Beverly Hills Wealth Management (BHWM), an RIA started earlier this year by a former Morgan Stanley executive, is setting its sights on attaining a wider profile.

Founded by Margaret "Mag" Black-Scott, former vice chairman of global wealth management at Morgan Stanley, the firm currently consists of four employees, including an advisor with more than two decades of wealth advisory experience who recently came from Merrill Lynch.

Black-Scott says her goal is to hire seasoned advisors with at least ten years' experience and good compliance records from wirehouse and RIA firms who serve her firm's target client base of high-net-worth and ultra-high-net worth individuals, along with corporations and institutions.

In return, Black-Scott says BHWM will offer advisors an ownership stake, an increased payout and an independent platform with access to providers of institutional-level investment products.

"We'll have growth opportunities in different kinds of specialty areas to offer clients," she says. "A lot of that stems from my background and knowing people in a variety of industries."

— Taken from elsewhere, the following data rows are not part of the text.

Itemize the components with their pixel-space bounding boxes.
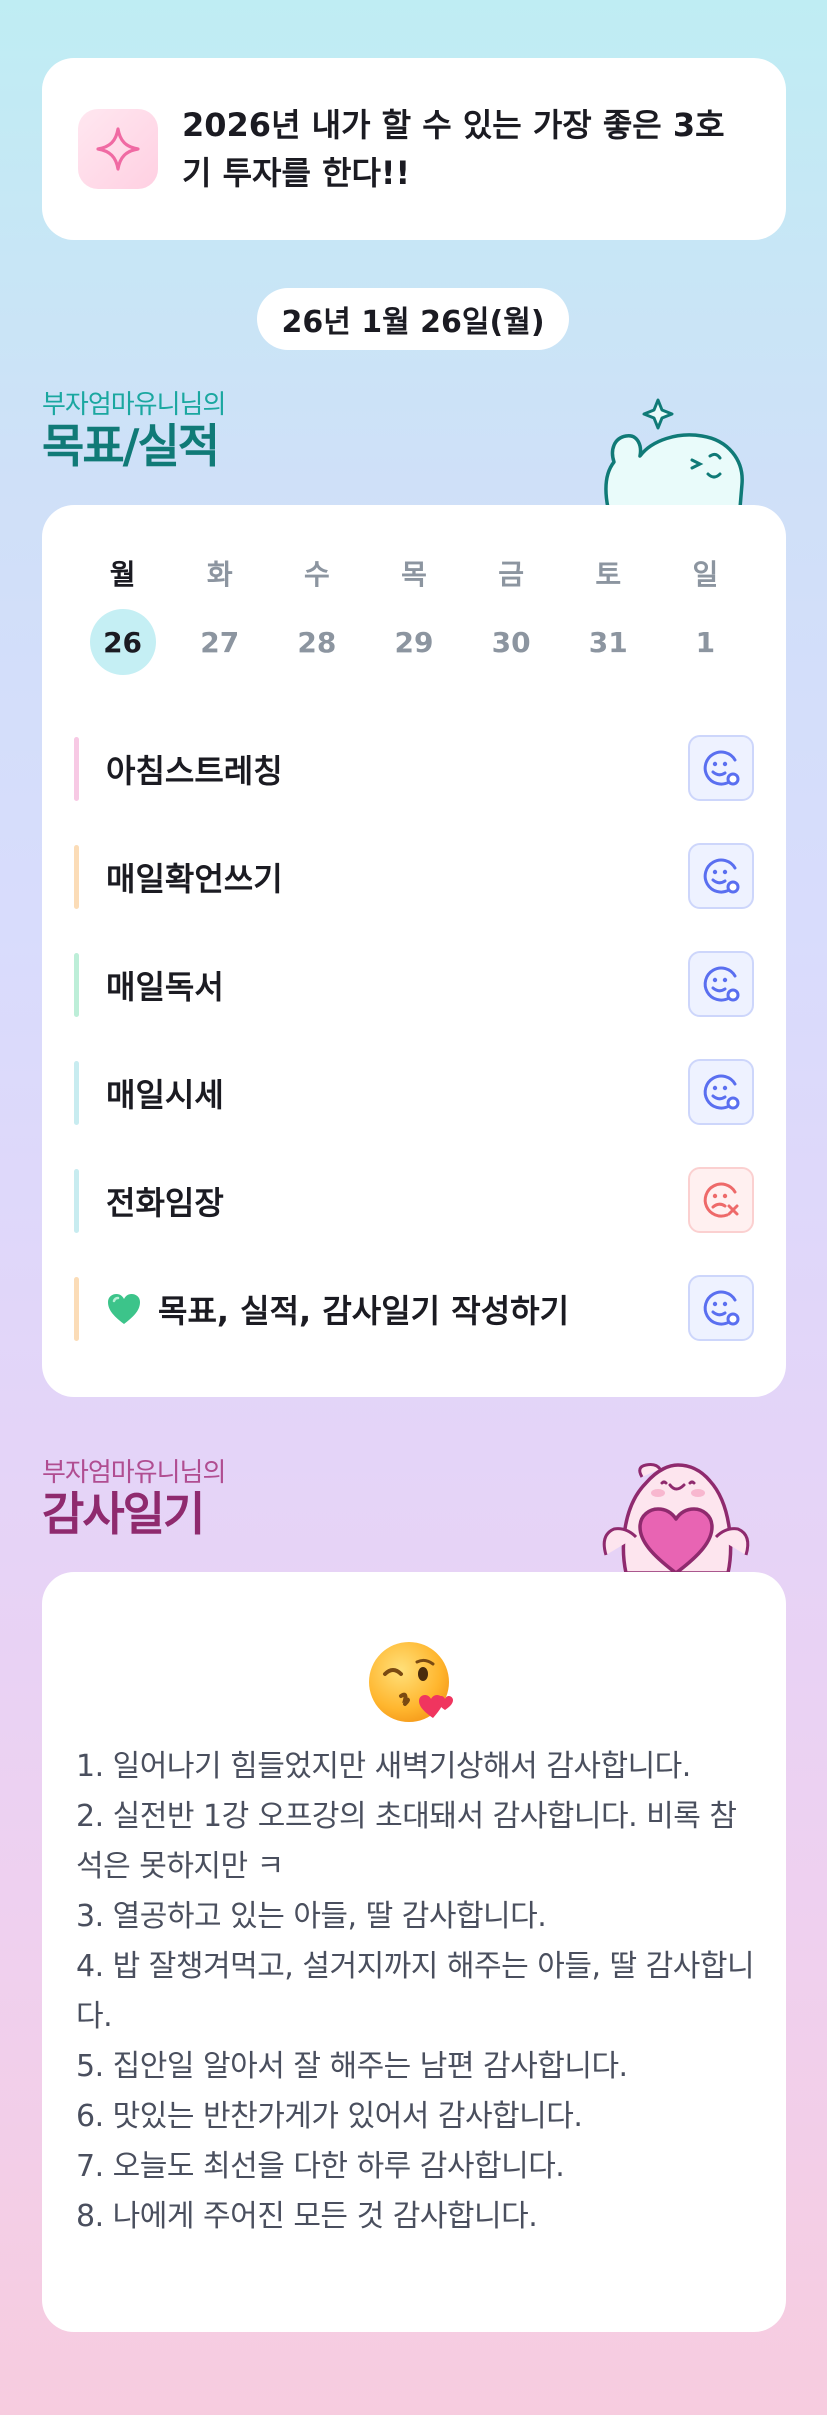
task-color-bar (74, 953, 79, 1017)
gratitude-journal-card: 1. 일어나기 힘들었지만 새벽기상해서 감사합니다. 2. 실전반 1강 오프… (42, 1572, 786, 2332)
task-label: 목표, 실적, 감사일기 작성하기 (158, 1292, 570, 1330)
gratitude-line: 5. 집안일 알아서 잘 해주는 남편 감사합니다. (76, 2049, 628, 2084)
goals-section-header: 부자엄마유니님의 목표/실적 (42, 390, 226, 473)
yearly-goal-text: 2026년 내가 할 수 있는 가장 좋은 3호기 투자를 한다!! (182, 106, 725, 192)
task-item: 아침스트레칭 (74, 715, 754, 823)
green-heart-icon (106, 1292, 142, 1326)
task-label: 매일시세 (106, 1076, 224, 1114)
sparkle-icon (78, 109, 158, 189)
day-button-29[interactable]: 29 (381, 609, 447, 675)
day-name-sat: 토 (595, 558, 622, 591)
day-button-28[interactable]: 28 (284, 609, 350, 675)
day-button-27[interactable]: 27 (187, 609, 253, 675)
thanks-subtitle: 부자엄마유니님의 (42, 1458, 226, 1488)
goals-subtitle: 부자엄마유니님의 (42, 390, 226, 420)
task-label: 아침스트레칭 (106, 752, 283, 790)
week-calendar: 월 화 수 목 금 토 일 26 27 28 29 30 31 1 (42, 555, 786, 675)
task-item: 매일시세 (74, 1039, 754, 1147)
task-color-bar (74, 1061, 79, 1125)
day-name-fri: 금 (498, 558, 525, 591)
gratitude-line: 6. 맛있는 반찬가게가 있어서 감사합니다. (76, 2099, 583, 2134)
thanks-title: 감사일기 (42, 1487, 205, 1541)
goals-card: 월 화 수 목 금 토 일 26 27 28 29 30 31 1 아침스트레칭 (42, 505, 786, 1397)
goals-title: 목표/실적 (42, 419, 220, 473)
task-color-bar (74, 1169, 79, 1233)
gratitude-line: 3. 열공하고 있는 아들, 딸 감사합니다. (76, 1899, 547, 1934)
waving-mascot-illustration (596, 380, 756, 512)
heart-mascot-illustration (596, 1445, 756, 1577)
gratitude-line: 8. 나에게 주어진 모든 것 감사합니다. (76, 2199, 538, 2234)
thanks-section-header: 부자엄마유니님의 감사일기 (42, 1458, 226, 1541)
smile-check-icon[interactable] (688, 843, 754, 909)
task-list: 아침스트레칭 매일확언쓰기 매일독서 매일시세 전화임장 목표, 실적, 감사일… (74, 715, 754, 1363)
sad-x-icon[interactable] (688, 1167, 754, 1233)
face-blowing-kiss-emoji (367, 1638, 457, 1732)
day-button-31[interactable]: 31 (575, 609, 641, 675)
task-color-bar (74, 1277, 79, 1341)
gratitude-line: 4. 밥 잘챙겨먹고, 설거지까지 해주는 아들, 딸 감사합니다. (76, 1949, 755, 2034)
task-label: 매일독서 (106, 968, 224, 1006)
smile-check-icon[interactable] (688, 1275, 754, 1341)
gratitude-line: 1. 일어나기 힘들었지만 새벽기상해서 감사합니다. (76, 1749, 691, 1784)
gratitude-list: 1. 일어나기 힘들었지만 새벽기상해서 감사합니다. 2. 실전반 1강 오프… (76, 1742, 762, 2242)
yearly-goal-card: 2026년 내가 할 수 있는 가장 좋은 3호기 투자를 한다!! (42, 58, 786, 240)
task-label-with-heart: 목표, 실적, 감사일기 작성하기 (106, 1286, 569, 1332)
gratitude-line: 7. 오늘도 최선을 다한 하루 감사합니다. (76, 2149, 565, 2184)
task-item: 매일확언쓰기 (74, 823, 754, 931)
task-color-bar (74, 845, 79, 909)
task-item: 매일독서 (74, 931, 754, 1039)
task-item: 목표, 실적, 감사일기 작성하기 (74, 1255, 754, 1363)
task-color-bar (74, 737, 79, 801)
date-label[interactable]: 26년 1월 26일(월) (257, 288, 569, 350)
task-label: 전화임장 (106, 1184, 224, 1222)
day-button-1[interactable]: 1 (672, 609, 738, 675)
task-label: 매일확언쓰기 (106, 860, 283, 898)
day-name-thu: 목 (401, 558, 427, 591)
smile-check-icon[interactable] (688, 735, 754, 801)
day-name-mon: 월 (109, 558, 136, 591)
task-item: 전화임장 (74, 1147, 754, 1255)
smile-check-icon[interactable] (688, 951, 754, 1017)
day-name-tue: 화 (206, 558, 233, 591)
day-button-30[interactable]: 30 (478, 609, 544, 675)
smile-check-icon[interactable] (688, 1059, 754, 1125)
day-button-26[interactable]: 26 (89, 609, 156, 675)
day-name-wed: 수 (303, 558, 330, 591)
day-name-sun: 일 (692, 558, 719, 591)
gratitude-line: 2. 실전반 1강 오프강의 초대돼서 감사합니다. 비록 참석은 못하지만 ㅋ (76, 1799, 737, 1884)
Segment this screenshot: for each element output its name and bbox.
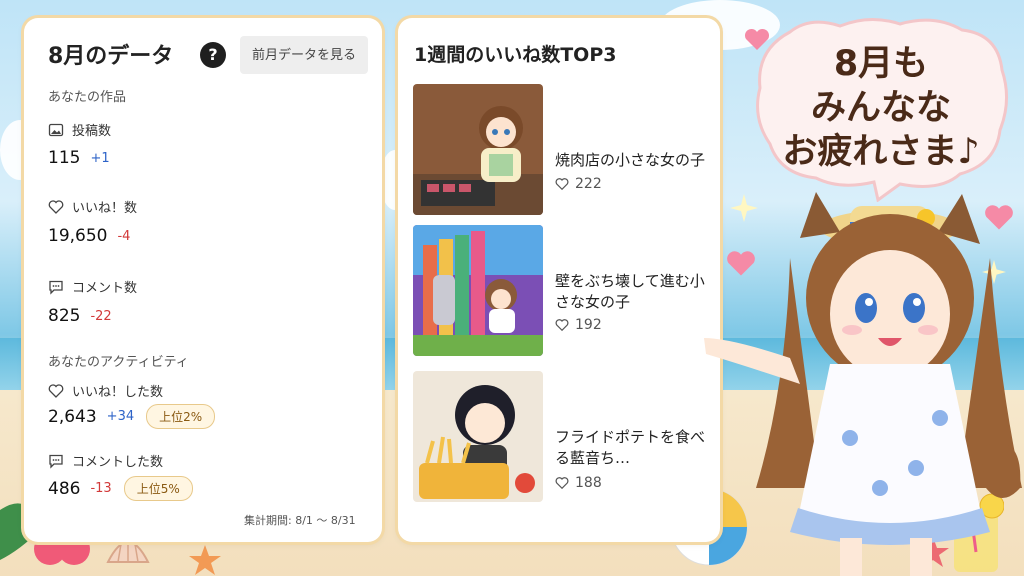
artwork-likes: 188 <box>555 475 602 491</box>
commented-value: 486 <box>48 478 81 499</box>
comments-value: 825 <box>48 306 81 326</box>
comment-icon <box>49 454 63 469</box>
character-illustration <box>704 192 1022 576</box>
banner-line-2: みんなな <box>810 88 951 128</box>
heart-icon <box>48 383 64 398</box>
aggregation-period: 集計期間: 8/1 〜 8/31 <box>244 514 356 527</box>
ranking-item-2[interactable]: 壁をぶち壊して進む小さな女の子 192 <box>413 225 713 359</box>
weekly-top3-card: 1週間のいいね数TOP3 焼肉店の小さな女の子 222 壁をぶち壊して進む小さな… <box>398 18 720 542</box>
page-title: 8月のデータ <box>48 44 174 69</box>
commented-label: コメントした数 <box>72 455 164 470</box>
liked-stat-label: いいね！した数 <box>48 381 163 400</box>
comments-delta: -22 <box>90 308 112 324</box>
liked-label: いいね！した数 <box>72 385 164 400</box>
likes-value: 19,650 <box>48 226 108 246</box>
likes-stat-label: いいね！数 <box>48 197 137 216</box>
commented-delta: -13 <box>90 481 112 496</box>
like-count: 222 <box>575 176 602 192</box>
artwork-thumbnail[interactable] <box>413 84 543 215</box>
speech-bubble: 8月も みんなな お疲れさま♪ <box>750 14 1012 202</box>
commented-rank-badge: 上位5% <box>123 476 193 501</box>
likes-stat: 19,650 -4 <box>48 226 130 246</box>
like-count: 188 <box>575 475 602 491</box>
liked-rank-badge: 上位2% <box>146 404 216 429</box>
heart-icon <box>555 477 569 490</box>
liked-value: 2,643 <box>48 406 97 427</box>
artwork-likes: 192 <box>555 317 602 333</box>
posts-label: 投稿数 <box>72 124 112 139</box>
comments-label: コメント数 <box>72 281 138 296</box>
ranking-item-3[interactable]: フライドポテトを食べる藍音ち… 188 <box>413 371 713 505</box>
starfish-decoration <box>189 545 221 575</box>
posts-stat: 115 +1 <box>48 148 110 168</box>
comments-stat-label: コメント数 <box>48 277 137 296</box>
artwork-likes: 222 <box>555 176 602 192</box>
activity-heading: あなたのアクティビティ <box>48 355 189 370</box>
posts-value: 115 <box>48 148 81 168</box>
commented-stat: 486 -13 上位5% <box>48 476 193 501</box>
banner-line-3: お疲れさま♪ <box>782 132 980 172</box>
posts-delta: +1 <box>90 150 110 166</box>
artwork-title[interactable]: 焼肉店の小さな女の子 <box>555 150 713 171</box>
heart-icon <box>48 199 64 214</box>
like-count: 192 <box>575 317 602 333</box>
liked-delta: +34 <box>106 409 135 424</box>
heart-icon <box>555 319 569 332</box>
artwork-thumbnail[interactable] <box>413 225 543 356</box>
posts-stat-label: 投稿数 <box>48 120 111 139</box>
banner-line-1: 8月も <box>833 44 929 84</box>
likes-label: いいね！数 <box>72 201 138 216</box>
image-icon <box>48 123 64 136</box>
comments-stat: 825 -22 <box>48 306 112 326</box>
commented-stat-label: コメントした数 <box>48 451 163 470</box>
previous-month-button[interactable]: 前月データを見る <box>240 36 368 74</box>
artwork-thumbnail[interactable] <box>413 371 543 502</box>
liked-stat: 2,643 +34 上位2% <box>48 404 216 429</box>
heart-icon <box>555 178 569 191</box>
ranking-item-1[interactable]: 焼肉店の小さな女の子 222 <box>413 84 713 218</box>
top3-title: 1週間のいいね数TOP3 <box>414 44 617 66</box>
comment-icon <box>49 280 63 295</box>
help-icon[interactable]: ? <box>200 42 226 68</box>
your-works-heading: あなたの作品 <box>48 90 127 105</box>
likes-delta: -4 <box>117 228 131 244</box>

Black-Scott says BHWM is custodially agnostic, but that Fidelity is its primary custodian thus far.

A native of England who is married to David Scott, a former NASA astronaut who walked on the moon as part of the Apollo 15 mission, Black-Scott was a 30-year veteran of Morgan Stanley who began as a broker and then worked her way up through the advisory ranks to become a division director for the western U.S. responsible for more than 3,000 employees and revenue of $1.5 billion. She was appointed to her vice chairman role in early 2008, and retired at the end of that year.

Black-Scott said after a half-year of retirement she got the bug to start an advisory firm that she says emphasizes trust and transparency. "We want to take the business back to where clients and advisors want the business to be," she says.

And she believes there are a lot of advisors who want to do the same. "I think there are many people and many [advisor] teams that are frustrated for a lot of reasons with where they work," Black-Scott says. "And we believe there's a great opportunity in this space based on the fund flows going from wirehouses to RIAs."

Black-Scott says BHWM is trying to replicate the playbook used by Hightower, a Chicago-based, advisor-owned company with a growing national footprint of advisors that serves high-net-worth and institutional clients.

Hightower is a well-capitalized company backed by several outside institutional investor groups. That includes Red Eagle Ventures, a private-equity firm led by David Pottruck, the former CEO and president of Charles Schwab and a current Hightower board member.

To date, BHWM has been funded solely by Black-Scott. The company is currently in a "friends and family" round of capital raising, and will begin sourcing additional investment capital in six to 12 months.

"I see smaller independent advisor firms attempt to re-create that [Hightower-like] model all the time, whether they have grand ambitions to be a national firm or are simply trying to develop a regional or super-regional strategy," says David Selig, CEO of Advice Dynamics Partners, an M&A consulting firm in Mill Valley, Calif.

"It's a common refrain: Build a better mousetrap and the disenfranchised will come," he continues. "But you need to have a very compelling pitch that helps you differentiate yourself, maybe not from a Hightower, but from an RIA down the street trying to do the same thing."

For BHWM, whose office is in the heart of Beverly Hills on Wilshire Boulevard near its intersection with Rodeo Drive, its goal is to hire two or three additional advisors by year-end. It aims to have from $80 million to $100 million in revenue in five years. "Based on the plan we've put together, we believe we can do that with a steady growth trajectory," Black-Scott says.

She adds BHWM is working on expansion opportunities in different cities around the country, but wants to grow carefully to make sure they get it right. "We don't want to get ahead of ourselves," she says.

For now, BHWM is relying on Black-Scott's industry contacts--as well as word-of-mouth referrals--to expand its advisor base. She says they'll eventually hire recruiters to attract new talent.